Among others the court was requested by the appellant to instruct the jury as follows:

“(3) In this case, by the terms of the alleged contract sued on, the plaintiff’s assignor agreed to keep on hand on the sidings of the Iron Mountain Railway certain quantities of oak and cypress piling, so that the same could be loaded and shipped as needed by the defendant. If you find from the evidence that plaintiff’s assignor failed to keep on hand at said sidings piling agreed to be so kept, then your verdict must be for the defendant, [unless you further find that the defendant had the power under the contract to terminate it. In that event, the failure of the defendant to terminate the contract would be a condonement or healing of the breach,]” — which the court refused, but modified said instruction by adding thereto that part in brackets, and gave it as so amended, to which appellant excepted.

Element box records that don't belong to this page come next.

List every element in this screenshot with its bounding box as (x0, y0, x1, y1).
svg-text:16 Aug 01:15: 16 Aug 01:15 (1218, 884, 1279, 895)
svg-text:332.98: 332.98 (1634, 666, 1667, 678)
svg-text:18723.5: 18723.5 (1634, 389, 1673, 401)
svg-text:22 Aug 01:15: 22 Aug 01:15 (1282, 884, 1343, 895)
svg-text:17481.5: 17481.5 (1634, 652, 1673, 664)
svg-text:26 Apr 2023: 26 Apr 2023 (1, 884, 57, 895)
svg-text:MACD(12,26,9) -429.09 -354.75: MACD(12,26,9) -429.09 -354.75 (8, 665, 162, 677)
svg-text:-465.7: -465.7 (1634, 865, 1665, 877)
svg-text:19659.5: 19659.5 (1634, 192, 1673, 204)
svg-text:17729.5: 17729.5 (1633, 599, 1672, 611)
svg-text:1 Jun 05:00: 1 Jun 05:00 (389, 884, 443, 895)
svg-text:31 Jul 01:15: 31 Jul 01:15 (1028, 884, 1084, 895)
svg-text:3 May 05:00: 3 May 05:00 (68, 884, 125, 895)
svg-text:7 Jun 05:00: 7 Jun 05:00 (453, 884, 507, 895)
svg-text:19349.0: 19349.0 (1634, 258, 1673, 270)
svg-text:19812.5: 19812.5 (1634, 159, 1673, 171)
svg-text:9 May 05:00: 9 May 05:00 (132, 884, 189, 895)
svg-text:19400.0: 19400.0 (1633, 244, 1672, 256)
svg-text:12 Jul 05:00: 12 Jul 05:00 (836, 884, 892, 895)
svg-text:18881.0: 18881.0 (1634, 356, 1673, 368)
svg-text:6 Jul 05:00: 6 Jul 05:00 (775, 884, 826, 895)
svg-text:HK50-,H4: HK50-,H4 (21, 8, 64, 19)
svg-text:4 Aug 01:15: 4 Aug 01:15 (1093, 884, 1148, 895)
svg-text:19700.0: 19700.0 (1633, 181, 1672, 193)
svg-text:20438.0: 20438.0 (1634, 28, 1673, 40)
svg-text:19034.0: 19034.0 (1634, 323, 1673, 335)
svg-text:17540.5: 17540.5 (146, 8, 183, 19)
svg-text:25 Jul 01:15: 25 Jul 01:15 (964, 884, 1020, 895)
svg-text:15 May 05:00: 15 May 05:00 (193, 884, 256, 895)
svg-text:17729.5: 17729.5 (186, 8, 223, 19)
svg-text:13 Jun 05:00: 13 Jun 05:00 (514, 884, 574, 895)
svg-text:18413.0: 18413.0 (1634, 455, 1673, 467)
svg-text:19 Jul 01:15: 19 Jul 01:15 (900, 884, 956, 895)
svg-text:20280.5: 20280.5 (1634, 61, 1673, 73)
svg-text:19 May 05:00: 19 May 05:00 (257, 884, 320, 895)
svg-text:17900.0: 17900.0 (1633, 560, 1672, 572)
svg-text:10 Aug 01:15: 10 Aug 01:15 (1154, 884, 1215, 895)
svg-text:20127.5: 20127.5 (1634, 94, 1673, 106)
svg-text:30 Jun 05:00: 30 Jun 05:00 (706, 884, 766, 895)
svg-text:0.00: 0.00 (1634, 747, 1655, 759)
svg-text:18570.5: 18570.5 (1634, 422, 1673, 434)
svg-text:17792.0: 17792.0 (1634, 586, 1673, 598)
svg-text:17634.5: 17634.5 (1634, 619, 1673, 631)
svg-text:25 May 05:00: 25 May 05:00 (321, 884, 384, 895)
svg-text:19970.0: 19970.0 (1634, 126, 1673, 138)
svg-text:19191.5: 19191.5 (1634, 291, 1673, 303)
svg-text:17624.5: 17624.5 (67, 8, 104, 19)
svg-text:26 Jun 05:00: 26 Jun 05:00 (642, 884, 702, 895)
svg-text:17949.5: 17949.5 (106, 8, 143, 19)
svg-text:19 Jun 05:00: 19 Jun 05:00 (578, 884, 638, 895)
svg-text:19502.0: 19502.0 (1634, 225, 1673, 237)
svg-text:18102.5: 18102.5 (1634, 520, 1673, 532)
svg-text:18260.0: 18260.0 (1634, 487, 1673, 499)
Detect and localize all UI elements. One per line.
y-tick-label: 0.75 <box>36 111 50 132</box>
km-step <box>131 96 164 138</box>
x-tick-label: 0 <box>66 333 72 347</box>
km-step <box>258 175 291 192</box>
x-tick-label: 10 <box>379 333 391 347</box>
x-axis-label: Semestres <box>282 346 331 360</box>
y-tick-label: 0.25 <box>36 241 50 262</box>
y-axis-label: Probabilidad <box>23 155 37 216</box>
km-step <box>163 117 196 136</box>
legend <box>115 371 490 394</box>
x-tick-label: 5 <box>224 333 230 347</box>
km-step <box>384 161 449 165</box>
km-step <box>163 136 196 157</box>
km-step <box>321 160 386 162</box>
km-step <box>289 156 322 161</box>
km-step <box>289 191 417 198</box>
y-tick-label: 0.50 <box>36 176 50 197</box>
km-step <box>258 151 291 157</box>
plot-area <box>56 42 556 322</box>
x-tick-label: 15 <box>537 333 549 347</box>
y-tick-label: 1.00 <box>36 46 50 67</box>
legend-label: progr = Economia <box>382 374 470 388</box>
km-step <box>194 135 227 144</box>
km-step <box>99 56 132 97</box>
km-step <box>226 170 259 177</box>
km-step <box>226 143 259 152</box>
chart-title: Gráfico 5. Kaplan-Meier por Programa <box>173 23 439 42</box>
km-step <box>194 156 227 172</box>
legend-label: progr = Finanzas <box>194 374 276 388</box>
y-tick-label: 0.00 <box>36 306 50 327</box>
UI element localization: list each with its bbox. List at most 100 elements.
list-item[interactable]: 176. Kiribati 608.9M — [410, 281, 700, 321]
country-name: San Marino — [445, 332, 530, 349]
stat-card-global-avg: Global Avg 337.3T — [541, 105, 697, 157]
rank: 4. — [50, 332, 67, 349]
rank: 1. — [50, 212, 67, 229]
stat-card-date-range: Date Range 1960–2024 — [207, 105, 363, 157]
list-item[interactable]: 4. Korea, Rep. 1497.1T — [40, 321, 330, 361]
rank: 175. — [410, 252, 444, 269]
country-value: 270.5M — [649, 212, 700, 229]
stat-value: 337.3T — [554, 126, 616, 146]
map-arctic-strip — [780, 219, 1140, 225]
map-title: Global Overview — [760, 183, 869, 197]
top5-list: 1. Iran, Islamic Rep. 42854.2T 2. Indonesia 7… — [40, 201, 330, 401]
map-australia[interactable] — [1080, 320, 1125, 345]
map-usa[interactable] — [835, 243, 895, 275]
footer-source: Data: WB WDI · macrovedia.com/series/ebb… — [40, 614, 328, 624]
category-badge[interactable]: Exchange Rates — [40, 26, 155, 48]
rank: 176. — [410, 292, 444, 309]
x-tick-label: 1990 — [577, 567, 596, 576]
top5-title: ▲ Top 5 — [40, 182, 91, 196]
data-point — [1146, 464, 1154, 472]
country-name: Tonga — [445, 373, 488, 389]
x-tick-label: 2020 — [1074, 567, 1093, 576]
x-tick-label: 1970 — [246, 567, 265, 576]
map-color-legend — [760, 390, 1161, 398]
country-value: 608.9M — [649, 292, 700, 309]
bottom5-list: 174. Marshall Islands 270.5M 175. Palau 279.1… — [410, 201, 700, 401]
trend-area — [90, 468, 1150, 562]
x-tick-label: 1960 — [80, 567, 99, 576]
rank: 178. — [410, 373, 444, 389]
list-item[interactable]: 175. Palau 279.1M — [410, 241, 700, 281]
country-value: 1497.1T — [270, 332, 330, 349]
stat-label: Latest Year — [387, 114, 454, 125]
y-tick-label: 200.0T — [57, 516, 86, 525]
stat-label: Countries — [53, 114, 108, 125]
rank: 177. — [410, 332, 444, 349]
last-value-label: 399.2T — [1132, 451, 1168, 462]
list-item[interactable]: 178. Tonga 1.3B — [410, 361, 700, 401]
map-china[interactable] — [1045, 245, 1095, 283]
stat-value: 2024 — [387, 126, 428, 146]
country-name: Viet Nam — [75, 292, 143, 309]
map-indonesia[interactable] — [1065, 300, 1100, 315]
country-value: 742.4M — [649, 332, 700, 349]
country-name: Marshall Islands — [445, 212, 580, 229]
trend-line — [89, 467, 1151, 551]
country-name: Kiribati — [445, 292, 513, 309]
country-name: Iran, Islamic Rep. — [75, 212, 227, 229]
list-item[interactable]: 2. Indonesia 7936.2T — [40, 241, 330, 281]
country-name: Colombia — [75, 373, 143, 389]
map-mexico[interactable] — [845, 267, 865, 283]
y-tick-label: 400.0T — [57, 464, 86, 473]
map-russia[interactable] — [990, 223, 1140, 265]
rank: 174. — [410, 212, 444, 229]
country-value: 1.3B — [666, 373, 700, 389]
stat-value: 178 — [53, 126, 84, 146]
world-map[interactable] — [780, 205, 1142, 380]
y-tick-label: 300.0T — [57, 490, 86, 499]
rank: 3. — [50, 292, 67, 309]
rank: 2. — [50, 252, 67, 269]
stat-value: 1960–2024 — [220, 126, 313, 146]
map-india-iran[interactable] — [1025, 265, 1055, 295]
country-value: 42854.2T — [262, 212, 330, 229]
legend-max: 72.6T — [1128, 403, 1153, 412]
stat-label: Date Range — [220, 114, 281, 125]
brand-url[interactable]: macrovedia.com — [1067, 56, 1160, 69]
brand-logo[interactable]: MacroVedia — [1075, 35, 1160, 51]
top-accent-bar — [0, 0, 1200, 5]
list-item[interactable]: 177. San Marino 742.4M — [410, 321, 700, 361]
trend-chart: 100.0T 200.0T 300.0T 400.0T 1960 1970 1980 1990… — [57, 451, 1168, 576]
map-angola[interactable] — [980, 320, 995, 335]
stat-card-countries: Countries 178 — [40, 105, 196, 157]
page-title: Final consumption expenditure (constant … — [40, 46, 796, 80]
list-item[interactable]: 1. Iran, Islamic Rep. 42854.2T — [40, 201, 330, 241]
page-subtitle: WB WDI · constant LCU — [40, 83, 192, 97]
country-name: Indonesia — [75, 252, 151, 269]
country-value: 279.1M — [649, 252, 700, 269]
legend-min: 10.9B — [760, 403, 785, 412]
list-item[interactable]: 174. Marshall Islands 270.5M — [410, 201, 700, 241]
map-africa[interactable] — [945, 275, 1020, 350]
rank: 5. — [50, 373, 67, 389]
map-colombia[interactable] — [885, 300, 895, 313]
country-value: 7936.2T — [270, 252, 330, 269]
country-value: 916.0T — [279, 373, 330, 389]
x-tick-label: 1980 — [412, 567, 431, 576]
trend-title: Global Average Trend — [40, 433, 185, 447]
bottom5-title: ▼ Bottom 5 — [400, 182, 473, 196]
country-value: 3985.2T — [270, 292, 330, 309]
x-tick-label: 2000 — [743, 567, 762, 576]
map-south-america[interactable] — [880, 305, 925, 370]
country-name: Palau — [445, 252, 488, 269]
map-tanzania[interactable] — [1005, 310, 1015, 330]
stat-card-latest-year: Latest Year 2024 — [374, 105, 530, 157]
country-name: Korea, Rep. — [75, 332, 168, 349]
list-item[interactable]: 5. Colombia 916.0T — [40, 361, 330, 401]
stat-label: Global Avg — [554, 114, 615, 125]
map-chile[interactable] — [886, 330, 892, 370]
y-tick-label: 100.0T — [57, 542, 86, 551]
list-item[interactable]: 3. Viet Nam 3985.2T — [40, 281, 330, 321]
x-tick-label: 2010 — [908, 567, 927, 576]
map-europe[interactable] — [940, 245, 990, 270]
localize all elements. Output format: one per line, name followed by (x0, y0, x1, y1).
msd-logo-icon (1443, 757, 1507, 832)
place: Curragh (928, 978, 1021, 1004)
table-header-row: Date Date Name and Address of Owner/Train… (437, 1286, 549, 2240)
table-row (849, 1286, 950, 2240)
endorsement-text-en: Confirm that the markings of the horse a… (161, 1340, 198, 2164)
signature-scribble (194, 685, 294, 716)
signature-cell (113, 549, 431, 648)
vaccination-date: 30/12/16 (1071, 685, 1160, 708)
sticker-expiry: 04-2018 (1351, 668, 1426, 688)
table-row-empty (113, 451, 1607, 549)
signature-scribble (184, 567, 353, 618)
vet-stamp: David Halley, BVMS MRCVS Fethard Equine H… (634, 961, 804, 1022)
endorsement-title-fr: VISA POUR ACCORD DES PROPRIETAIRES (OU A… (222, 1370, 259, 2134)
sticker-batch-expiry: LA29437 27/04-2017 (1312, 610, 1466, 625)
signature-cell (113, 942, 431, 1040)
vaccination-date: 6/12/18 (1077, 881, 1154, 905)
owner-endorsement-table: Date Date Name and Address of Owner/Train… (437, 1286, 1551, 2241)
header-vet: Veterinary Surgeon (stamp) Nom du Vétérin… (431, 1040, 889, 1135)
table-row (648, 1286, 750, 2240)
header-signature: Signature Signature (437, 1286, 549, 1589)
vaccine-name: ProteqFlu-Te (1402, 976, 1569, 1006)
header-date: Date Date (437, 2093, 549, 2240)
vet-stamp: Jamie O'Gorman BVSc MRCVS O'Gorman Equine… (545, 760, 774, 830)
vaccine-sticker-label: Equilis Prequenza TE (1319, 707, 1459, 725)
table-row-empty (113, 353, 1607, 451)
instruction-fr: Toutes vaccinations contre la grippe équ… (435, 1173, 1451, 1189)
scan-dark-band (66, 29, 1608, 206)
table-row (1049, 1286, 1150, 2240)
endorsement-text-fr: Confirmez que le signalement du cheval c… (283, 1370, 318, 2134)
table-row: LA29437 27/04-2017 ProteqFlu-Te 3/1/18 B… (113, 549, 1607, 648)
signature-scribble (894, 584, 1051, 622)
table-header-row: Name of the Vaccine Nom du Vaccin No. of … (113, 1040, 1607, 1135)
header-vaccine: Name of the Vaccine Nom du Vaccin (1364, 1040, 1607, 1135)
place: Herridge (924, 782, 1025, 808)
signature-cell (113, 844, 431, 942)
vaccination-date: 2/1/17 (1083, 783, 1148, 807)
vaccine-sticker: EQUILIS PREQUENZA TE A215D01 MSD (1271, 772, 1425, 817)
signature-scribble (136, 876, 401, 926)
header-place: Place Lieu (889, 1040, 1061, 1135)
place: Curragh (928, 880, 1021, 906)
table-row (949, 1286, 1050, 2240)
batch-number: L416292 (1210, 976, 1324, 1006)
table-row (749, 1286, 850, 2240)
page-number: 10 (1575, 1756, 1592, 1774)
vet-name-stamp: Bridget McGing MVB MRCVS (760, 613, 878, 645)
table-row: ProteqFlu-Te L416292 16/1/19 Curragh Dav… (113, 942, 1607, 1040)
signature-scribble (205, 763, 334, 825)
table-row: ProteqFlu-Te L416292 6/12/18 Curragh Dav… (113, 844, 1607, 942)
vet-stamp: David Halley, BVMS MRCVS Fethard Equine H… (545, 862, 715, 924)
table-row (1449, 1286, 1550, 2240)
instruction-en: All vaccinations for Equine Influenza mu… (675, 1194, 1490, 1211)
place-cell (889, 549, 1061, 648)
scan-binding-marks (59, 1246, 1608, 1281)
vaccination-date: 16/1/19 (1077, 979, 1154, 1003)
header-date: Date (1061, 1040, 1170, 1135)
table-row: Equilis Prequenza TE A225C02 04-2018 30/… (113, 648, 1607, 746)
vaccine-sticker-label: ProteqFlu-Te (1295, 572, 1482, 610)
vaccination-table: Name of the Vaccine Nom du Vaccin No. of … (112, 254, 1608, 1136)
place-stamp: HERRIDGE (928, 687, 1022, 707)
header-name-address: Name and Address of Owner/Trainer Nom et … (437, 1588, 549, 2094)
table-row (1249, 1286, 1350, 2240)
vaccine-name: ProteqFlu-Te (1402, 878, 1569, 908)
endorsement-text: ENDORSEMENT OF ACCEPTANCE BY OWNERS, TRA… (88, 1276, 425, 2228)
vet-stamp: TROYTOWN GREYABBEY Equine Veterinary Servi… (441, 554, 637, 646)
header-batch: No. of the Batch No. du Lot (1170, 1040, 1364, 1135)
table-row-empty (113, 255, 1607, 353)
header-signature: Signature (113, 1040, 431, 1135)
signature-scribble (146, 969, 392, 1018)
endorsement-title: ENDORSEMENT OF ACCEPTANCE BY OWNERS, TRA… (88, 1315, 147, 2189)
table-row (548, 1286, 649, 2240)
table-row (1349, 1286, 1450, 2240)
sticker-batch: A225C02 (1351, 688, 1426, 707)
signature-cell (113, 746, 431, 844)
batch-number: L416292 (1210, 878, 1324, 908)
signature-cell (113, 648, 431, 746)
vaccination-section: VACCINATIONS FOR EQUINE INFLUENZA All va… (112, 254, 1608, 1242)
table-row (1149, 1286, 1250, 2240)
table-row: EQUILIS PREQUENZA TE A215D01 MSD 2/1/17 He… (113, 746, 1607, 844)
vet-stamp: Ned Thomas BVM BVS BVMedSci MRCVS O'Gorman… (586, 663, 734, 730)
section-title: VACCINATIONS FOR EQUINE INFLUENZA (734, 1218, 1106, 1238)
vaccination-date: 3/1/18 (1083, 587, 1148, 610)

There was evidence in the case tending to show that the appellee, the plaintiff below, had not complied with the contract upon his part.

Dodge & Johnson, for appellant.

The original of the contract sued on not having been filed with the complaint, in accordance with § 5753, Sand. & H. Dig., the rule laid down in § 2929, ib., does not apply to render it incumbent upon the defendant to deny same by affidavit before trial. It was not competent to admit a copy of the alleged contract to prove the original, without satisfactorily accounting for the original. 1 Greenl. Ev. §§ 82, 84, 87, 88. The burden was on appellee to show delivery in compliance with terms of contract. This was prerequisite to recovery. The evidence does not sustain the allegation of appellee, that appellant had requisitions for timber but refused to turn them over, to appellee. It was error to instruct the jury that it was necessary for appellant to exercise its option to terminate contract upon violation of it by appellee. The violation discharged the contract.

*324 S. Brundridge, Jr., and W. B. Smith, for appellee.

Appellant did not deny the genuineness of the contract sued on, before trial, by affidavit, nor were the allegations of its answer, denying its genuineness,- sworn to. Hence there was no error in allowing its introduction into evidence. 35 Ark. 198. This court will not reverse a judgment for want of evidence to sustain the verdict, so long as there is any evidence to support the verdict. 48 Ark. 497; 57 Ark. 577; 51 Ark. 330;' 24 Ark. 252; 34 Ark. 632.

Hughes, J.,

(after stating the facts.) As the appellant did not deny the genuineness of the contract sued upon under oath before the trial .began, he could not upon the trial object to the introduction in evidence of the copy. The proof showed that the original was in the possession of the appellant; and he should have made his objection that only a copy, and not the original, was exhibited with the complaint before the trial. By his failure to do so, he waived' his objection, and should not have been allowed to take an unlooked-for and unfair advantage of the appellee by having it excluded upon the trial, and thus leave appellee with no opportunity to lay the proper foundation to introduce secondary evidence. The statute provides that “when a writing purporting to have been executed by one of the parties is referred to in and filed with a pleading, it may be read as genuine against such party, unless he denies its genuineness by affidavit, before the trial is begun.” Sand. & H. Dig., § 2929.

The court erred in modifying the third instruction as asked by the appellant, and giving it as modified, over the objection of appellant. The obligations of the contract were mutual, and, if the appellee failed to comply with it, he could not hold the appellant to a compliance. This is too plain to require argument or authorities. The failure of one party to a contract to comply with its terms releases the other party from compliance with it.

For the error in modifying this instruction, and giving it as modified, the judgment is reversed, and the cause is remanded for a new trial.

*325Battle, J.,

dissents from so much, of the opinion as holds that it was competent to read the copy of the contract in evidence.